A key senator wants to know whether the FBI told the Massachusetts State Police that the bureau had a “long-standing relationship” with alleged mobster Mark Rossetti.
According to media reports, associates of Rossetti’s have asked that evidence in a criminal case against them be prohibited from being entered as evidence, saying that state police officials failed to inform defense attorneys about the relationship between Rossetti and the FBI.

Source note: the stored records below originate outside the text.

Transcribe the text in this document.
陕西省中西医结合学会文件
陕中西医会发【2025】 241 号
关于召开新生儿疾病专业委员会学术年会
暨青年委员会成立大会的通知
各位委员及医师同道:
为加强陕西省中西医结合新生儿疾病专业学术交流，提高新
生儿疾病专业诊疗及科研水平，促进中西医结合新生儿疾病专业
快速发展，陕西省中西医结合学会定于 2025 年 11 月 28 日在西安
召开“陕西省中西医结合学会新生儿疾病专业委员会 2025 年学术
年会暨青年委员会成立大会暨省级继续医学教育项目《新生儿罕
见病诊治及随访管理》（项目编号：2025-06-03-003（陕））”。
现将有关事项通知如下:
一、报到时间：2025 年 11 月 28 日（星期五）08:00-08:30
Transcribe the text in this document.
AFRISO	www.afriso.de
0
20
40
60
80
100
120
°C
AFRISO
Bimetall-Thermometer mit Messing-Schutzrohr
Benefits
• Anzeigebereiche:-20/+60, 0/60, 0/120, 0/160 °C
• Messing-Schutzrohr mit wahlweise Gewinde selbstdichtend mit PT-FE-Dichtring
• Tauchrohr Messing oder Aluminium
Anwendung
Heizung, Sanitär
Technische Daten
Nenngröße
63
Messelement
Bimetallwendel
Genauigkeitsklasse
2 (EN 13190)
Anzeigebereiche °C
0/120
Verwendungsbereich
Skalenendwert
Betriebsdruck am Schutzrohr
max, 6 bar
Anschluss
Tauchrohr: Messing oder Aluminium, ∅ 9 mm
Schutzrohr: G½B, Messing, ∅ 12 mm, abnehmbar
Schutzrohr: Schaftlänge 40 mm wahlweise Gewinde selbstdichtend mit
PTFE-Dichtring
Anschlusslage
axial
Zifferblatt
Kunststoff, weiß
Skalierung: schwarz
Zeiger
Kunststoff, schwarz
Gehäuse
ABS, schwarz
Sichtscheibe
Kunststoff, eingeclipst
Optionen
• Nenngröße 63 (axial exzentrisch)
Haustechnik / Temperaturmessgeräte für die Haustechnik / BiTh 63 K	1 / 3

“Mr. Rossetti is currently under state indictment for a multitude of crimes including home invasions, heroin and marijuana trafficking, gambling, and loan sharking,” Senate Judiciary Committee ranking Republican Charles Grassley (R-Iowa), wrote in a letter to FBI Director Robert Mueller. “Additionally Mr. Rossetti was convicted of armed robbery, beating a Massachusetts State Trooper nearly to death and was a suspect in multiple murders and the Isabella Steward Gardner Museum art heist, the largest in Boston history.”
Grassley says that despite “all these alleged crimes and the claim that Mr. Rossetti was running a sprawling criminal enterprise, it appears that the FBI may have engaged in a long-term relationship with Mr. Rossetti. In fact, as early as 1992, an FBI agent’s pager number was found on Mr. Rossetti and former Massachusetts State Detective Bill McGreal stated that an FBI agent declined to pursue a case against Mr. Rossetti saying, we decided to pass on Rossetti despite strong evidence from a cooperating witnesses.
DOJ officials in Massachusetts have come under scrutiny amid reports of ties between law enforcement and recently arrested mobster James “Whitey” Bulger.